【クレヨンしんちゃん】しんのすけ「……父ちゃん、母ちゃん。ひまわりは今日も元気です。――行ってきます」誰も知らない22年後・・・

「……お兄ちゃん、どうしたの?」

「……いや、別に……」

疲れ果てて、オラは家でぐったりしていた。
ボディーガードという名目でなってはいるが、ほとんど秘書のような存在だった。
あいちゃんのスケジュールを調整し、送迎をする。

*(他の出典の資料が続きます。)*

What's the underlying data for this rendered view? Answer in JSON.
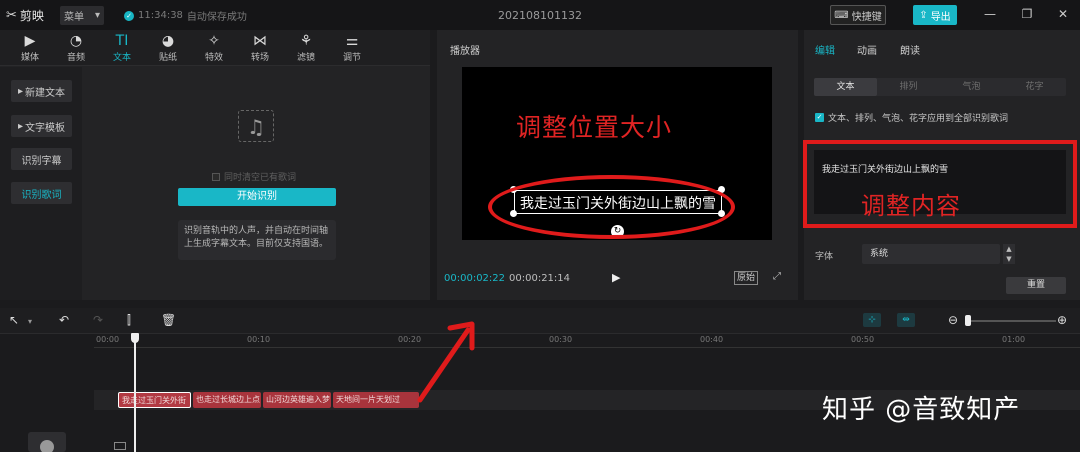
{
  "app": {
    "name": "剪映",
    "menu": "菜单",
    "save_time": "11:34:38",
    "save_status": "自动保存成功",
    "project_title": "202108101132",
    "shortcut_label": "快捷键",
    "export_label": "导出"
  },
  "left_tabs": [
    {
      "label": "媒体",
      "icon": "media-icon"
    },
    {
      "label": "音频",
      "icon": "audio-icon"
    },
    {
      "label": "文本",
      "icon": "text-icon",
      "glyph": "TI"
    },
    {
      "label": "贴纸",
      "icon": "sticker-icon"
    },
    {
      "label": "特效",
      "icon": "effects-icon"
    },
    {
      "label": "转场",
      "icon": "transition-icon"
    },
    {
      "label": "滤镜",
      "icon": "filter-icon"
    },
    {
      "label": "调节",
      "icon": "adjust-icon"
    }
  ],
  "side_buttons": [
    "新建文本",
    "文字模板",
    "识别字幕",
    "识别歌词"
  ],
  "lyrics": {
    "clear_option": "同时清空已有歌词",
    "start_button": "开始识别",
    "description": "识别音轨中的人声，并自动在时间轴上生成字幕文本。目前仅支持国语。"
  },
  "player": {
    "title": "播放器",
    "annotation": "调整位置大小",
    "subtitle": "我走过玉门关外街边山上飘的雪",
    "time_current": "00:00:02:22",
    "time_total": "00:00:21:14",
    "original_label": "原始"
  },
  "right_panel": {
    "tabs": [
      "编辑",
      "动画",
      "朗读"
    ],
    "subtabs": [
      "文本",
      "排列",
      "气泡",
      "花字"
    ],
    "apply_all": "文本、排列、气泡、花字应用到全部识别歌词",
    "text_value": "我走过玉门关外街边山上飘的雪",
    "annotation": "调整内容",
    "font_label": "字体",
    "font_value": "系统",
    "reset_label": "重置"
  },
  "timeline": {
    "ticks": [
      "00:00",
      "00:10",
      "00:20",
      "00:30",
      "00:40",
      "00:50",
      "01:00"
    ],
    "clips": [
      "我走过玉门关外街",
      "也走过长城边上点",
      "山河边英雄遍入梦",
      "天地间一片天划过"
    ]
  },
  "watermark": "知乎 @音致知产",
  "colors": {
    "accent": "#19b7c7",
    "annotation_red": "#e01b1b",
    "clip": "#a8343c"
  }
}
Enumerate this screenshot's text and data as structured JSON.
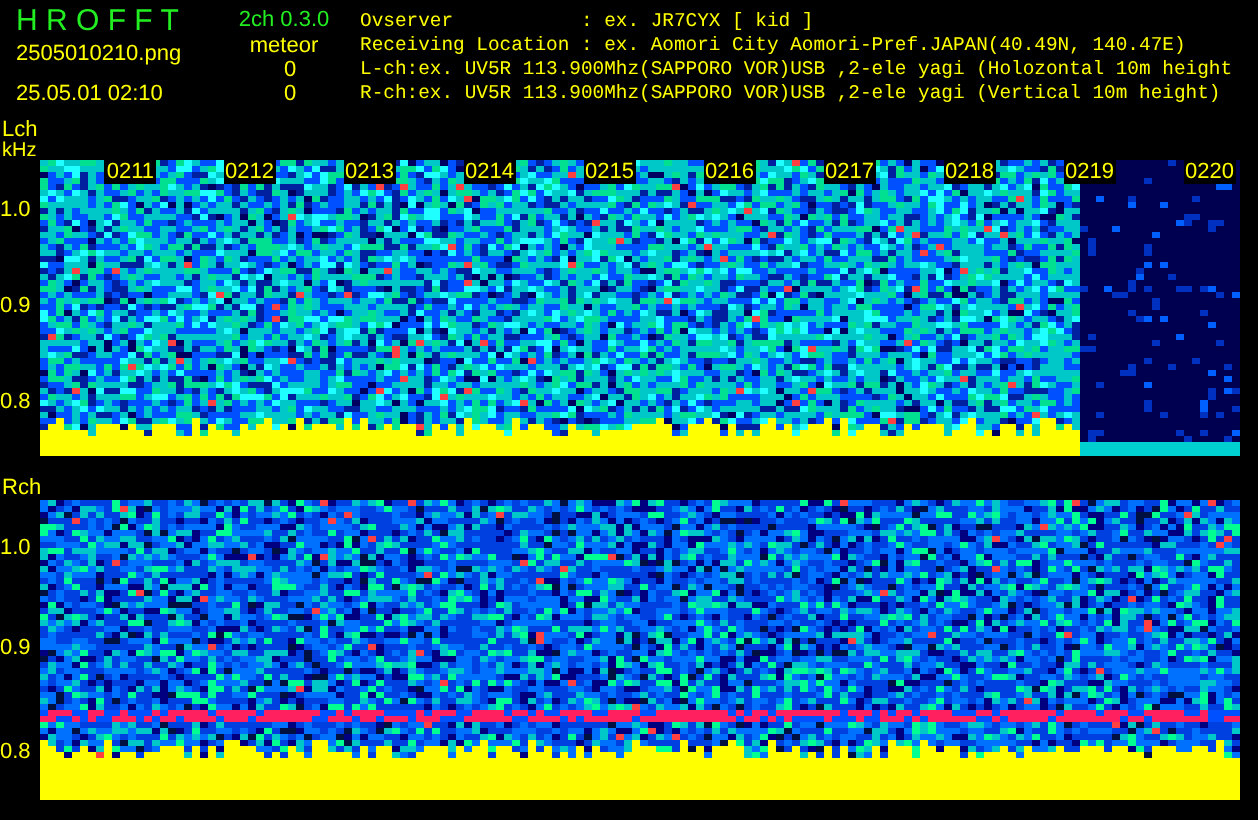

何か希望があれば、可能な限りそれに応える。
これまで、黒磯さんが一人でしていたことだ。

黒磯さんは感激していた。
何でも、ようやくあいちゃんも認める後継者が出来たとか。
黒磯さんに、仕事のいろはを叩きこまれる毎日だった。

(あの人、これをあいちゃんが小さい頃からやってたんだよな……タフなはずだ……)

いずれにしても、給料面はかなり上がった。以前勤めていた会社よりも、ずっと。
だがその分体力を消費するのは否めない。工場よりも、ずっと。

……その時、ひまわりが小さく呟いてきた。

「――お兄ちゃんさ……なんか、私に隠してない?」

「……え?」

ひまわりの方を振り向いた。彼女は、とても辛そうな顔をしていた。

「……隠すって……」

「……私さ、今日、お兄ちゃんの会社に行ったんだよね。久々に、一緒に帰ろうって思って……」

「―――ッ!」

「上司の人に聞いたよ。――お兄ちゃんが、会社を辞めたこと……」

「そ、それは……」

ついに……気付かれてしまった。いずれ言おうと思っていたことだった。だが結果として、秘密にしていたとも言えるだろう。

ひまわりは、とても悲しそうに目を伏せていた。